Der zweite Tanz gehört den jungen Mädchen: dies ist die Präsentation ihrer „Ware“. Ein eleganter, feiner, anmutiger Tanz. Die Musik ändert sich: Während der Tanz der Mütter von traditioneller Miao-Musik begleitet wird, ertönt nun moderner chinesischer Pop, die Musik ihrer Generation, ihre gemeinsame Sprache mit den zuschauenden Jungen.
Dieses Jahr bin ich schon zum dritten Mal bei diesem Fest, sehe zum dritten Mal denselben Tanzablauf – und doch sind die Tänze jedes Mal anders.

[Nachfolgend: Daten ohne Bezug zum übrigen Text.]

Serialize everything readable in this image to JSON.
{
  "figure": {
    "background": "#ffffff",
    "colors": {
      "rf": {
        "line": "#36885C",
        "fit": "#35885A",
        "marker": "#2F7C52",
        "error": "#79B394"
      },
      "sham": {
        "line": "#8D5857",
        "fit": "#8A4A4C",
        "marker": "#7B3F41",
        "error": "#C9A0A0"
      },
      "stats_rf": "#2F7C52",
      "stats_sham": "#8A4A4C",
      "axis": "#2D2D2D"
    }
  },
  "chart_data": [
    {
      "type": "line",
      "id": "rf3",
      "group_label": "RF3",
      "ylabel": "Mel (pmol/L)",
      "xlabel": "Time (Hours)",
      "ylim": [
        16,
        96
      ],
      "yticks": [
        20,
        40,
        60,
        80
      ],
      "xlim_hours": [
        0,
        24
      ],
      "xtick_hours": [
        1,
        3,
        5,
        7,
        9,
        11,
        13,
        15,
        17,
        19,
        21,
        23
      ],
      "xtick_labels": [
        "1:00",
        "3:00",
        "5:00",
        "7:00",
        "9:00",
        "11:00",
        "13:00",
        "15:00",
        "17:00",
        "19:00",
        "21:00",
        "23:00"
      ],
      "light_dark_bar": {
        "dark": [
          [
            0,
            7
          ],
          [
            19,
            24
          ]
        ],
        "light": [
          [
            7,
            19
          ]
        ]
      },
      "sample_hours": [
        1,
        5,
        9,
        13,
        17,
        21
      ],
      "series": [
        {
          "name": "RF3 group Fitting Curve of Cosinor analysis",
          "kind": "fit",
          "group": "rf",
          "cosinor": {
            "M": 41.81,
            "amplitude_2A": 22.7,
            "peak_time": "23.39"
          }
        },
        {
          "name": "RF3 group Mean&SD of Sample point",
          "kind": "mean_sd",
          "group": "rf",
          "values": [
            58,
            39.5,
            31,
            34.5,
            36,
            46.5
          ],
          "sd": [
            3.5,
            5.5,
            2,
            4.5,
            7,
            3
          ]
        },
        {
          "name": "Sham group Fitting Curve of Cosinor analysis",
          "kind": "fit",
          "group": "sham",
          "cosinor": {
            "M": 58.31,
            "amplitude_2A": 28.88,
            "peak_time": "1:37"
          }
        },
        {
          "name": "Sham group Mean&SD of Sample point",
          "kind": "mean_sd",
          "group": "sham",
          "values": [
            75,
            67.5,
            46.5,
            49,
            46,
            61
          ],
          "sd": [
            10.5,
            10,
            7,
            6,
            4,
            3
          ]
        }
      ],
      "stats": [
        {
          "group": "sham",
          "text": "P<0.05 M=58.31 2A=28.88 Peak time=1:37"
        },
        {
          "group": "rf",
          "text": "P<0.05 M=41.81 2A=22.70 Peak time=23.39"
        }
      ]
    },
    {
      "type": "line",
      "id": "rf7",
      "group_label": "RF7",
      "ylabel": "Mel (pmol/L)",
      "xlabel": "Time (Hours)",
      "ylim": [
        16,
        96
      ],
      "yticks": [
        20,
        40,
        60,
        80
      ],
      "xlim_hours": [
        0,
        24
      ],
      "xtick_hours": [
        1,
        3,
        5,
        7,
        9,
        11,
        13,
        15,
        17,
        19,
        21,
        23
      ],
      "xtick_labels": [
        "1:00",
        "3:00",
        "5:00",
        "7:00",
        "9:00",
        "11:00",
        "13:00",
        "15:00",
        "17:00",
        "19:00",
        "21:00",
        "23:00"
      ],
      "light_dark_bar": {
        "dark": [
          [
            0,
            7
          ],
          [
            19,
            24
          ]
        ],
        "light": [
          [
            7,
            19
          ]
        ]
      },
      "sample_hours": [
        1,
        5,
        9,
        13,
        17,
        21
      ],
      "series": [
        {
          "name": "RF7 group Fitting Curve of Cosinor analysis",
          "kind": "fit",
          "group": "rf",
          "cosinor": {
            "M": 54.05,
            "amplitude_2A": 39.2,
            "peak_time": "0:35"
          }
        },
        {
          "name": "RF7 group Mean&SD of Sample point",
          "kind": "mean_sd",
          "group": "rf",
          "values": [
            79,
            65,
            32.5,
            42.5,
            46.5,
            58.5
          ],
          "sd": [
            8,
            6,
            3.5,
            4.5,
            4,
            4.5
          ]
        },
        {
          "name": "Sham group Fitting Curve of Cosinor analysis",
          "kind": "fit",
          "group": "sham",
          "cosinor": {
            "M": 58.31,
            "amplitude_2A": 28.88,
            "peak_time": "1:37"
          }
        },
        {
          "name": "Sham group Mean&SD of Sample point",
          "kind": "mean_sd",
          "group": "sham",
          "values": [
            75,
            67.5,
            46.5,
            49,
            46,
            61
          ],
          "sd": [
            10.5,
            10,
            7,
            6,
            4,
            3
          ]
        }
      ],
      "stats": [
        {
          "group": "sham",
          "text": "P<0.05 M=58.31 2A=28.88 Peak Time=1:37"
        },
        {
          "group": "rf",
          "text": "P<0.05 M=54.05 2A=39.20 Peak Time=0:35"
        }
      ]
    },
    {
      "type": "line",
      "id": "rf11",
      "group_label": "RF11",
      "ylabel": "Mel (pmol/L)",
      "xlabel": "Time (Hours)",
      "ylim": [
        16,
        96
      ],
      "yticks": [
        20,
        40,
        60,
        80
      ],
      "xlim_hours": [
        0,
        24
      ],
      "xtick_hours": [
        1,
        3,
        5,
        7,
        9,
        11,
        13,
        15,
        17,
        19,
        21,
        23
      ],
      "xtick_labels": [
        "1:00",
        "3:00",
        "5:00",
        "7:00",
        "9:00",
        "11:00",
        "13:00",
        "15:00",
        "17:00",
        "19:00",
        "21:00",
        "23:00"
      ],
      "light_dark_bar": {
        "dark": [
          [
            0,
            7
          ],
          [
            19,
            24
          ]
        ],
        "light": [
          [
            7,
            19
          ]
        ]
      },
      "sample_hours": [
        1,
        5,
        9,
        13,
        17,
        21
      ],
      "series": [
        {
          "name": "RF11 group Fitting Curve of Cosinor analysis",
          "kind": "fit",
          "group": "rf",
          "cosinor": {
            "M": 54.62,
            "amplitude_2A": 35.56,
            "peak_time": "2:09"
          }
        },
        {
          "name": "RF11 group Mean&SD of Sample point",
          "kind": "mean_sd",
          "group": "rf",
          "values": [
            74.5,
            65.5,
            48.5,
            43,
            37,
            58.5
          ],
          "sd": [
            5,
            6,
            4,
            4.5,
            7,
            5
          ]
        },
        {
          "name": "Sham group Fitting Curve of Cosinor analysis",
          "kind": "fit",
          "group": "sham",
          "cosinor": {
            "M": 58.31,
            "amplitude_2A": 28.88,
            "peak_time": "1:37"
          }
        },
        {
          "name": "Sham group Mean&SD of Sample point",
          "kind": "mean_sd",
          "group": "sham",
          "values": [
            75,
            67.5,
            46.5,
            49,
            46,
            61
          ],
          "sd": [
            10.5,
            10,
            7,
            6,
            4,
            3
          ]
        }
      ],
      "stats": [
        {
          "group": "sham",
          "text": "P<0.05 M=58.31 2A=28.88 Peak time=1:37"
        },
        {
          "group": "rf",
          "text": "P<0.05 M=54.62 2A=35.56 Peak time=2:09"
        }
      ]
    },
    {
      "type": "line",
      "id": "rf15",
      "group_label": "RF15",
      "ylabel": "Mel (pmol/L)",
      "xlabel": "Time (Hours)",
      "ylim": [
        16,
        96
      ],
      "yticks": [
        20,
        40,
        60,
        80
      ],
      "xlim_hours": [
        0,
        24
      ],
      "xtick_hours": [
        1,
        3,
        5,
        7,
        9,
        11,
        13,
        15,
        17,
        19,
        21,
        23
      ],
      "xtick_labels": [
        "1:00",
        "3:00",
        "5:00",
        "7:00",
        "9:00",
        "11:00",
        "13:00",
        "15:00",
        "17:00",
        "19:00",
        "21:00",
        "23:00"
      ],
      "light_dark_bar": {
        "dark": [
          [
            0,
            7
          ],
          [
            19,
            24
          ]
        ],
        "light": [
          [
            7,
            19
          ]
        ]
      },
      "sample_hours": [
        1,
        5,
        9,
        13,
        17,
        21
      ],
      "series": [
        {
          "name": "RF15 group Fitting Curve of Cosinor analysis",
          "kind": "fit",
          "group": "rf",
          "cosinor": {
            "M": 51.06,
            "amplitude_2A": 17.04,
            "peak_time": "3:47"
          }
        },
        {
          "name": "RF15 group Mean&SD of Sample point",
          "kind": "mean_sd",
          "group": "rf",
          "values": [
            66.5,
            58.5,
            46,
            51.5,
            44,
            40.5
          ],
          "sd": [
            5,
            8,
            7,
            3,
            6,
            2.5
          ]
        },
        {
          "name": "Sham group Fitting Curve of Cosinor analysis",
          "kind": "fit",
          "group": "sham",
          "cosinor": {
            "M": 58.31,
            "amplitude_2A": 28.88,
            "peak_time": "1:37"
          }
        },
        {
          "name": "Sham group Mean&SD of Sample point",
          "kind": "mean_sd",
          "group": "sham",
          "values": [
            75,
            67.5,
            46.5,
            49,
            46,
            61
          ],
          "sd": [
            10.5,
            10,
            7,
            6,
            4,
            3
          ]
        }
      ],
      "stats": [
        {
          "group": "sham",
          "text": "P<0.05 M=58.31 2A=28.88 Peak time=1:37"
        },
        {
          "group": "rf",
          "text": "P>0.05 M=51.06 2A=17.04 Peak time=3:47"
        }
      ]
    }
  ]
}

Es scheint, sie haben ein großes Repertoire, und jedes Mal wählen sie zwei andere Stücke daraus, damit ihnen nicht langweilig wird.
Zwischen den Tänzen kommt ein kleines Mädchen aus dem Laden und tanzt freudig zur Gruppe der älteren Mädchen, übt dabei schon ihre zukünftige Rolle.
Der dritte Programmpunkt ist der Chor der Großmütter, die die Gäste begrüßen und die bisherigen Tänze in die Tradition einbetten.
Beim vierten Tanz betreten die Väter den Platz, spielen mit ihren Qeej, kommunizieren mit den Ahnen und bitten um Segen für den Partnerwahltag.
Schließlich betreten alle bisherigen Gruppen den Platz und gehen im Kreis, um die Gemeinschaft zu symbolisieren. Die Zuschauer schließen sich an, ebenso wie früher die jungen Männer, die so ihre Wahl kennenlernen konnten, unter Aufsicht der Eltern.
Was haben wir hier gesehen? Ein zynischer Europäer mag denken: nur eine Show für Touristen. Aber das ist nicht so sicher. Man kann davon ausgehen, dass auch die Chinesen ihre Traditionen lieben und genauso aus Freude an ihnen leben wie z. B. die Menschen in Siebenbürgen beim Tanzhaus. Freude und Begeisterung sind spürbar. Auch wenn Touristen kommen – im Januar waren nur ein oder zwei da –, die Aufführung findet statt. Und sie würde auch ohne Touristen stattfinden. Die Kleidung ist echt, wird auch im Alltag getragen; die Tänze sind authentisch. Moderne Popmusik taucht gelegentlich auf, zeigt aber die Lebendigkeit des Brauchs. Dass die Teilnehmer vom Gemeinderat Geld bekommen, mindert die Authentizität des Festes nicht. Wünschten wir uns doch, dass anderswo, auch in Osteuropa, die Behörden so die Bewahrung von Traditionen und die Stärkung der Identität ethnischer Minderheiten unterstützten, indem sie ihre Praxis fördern.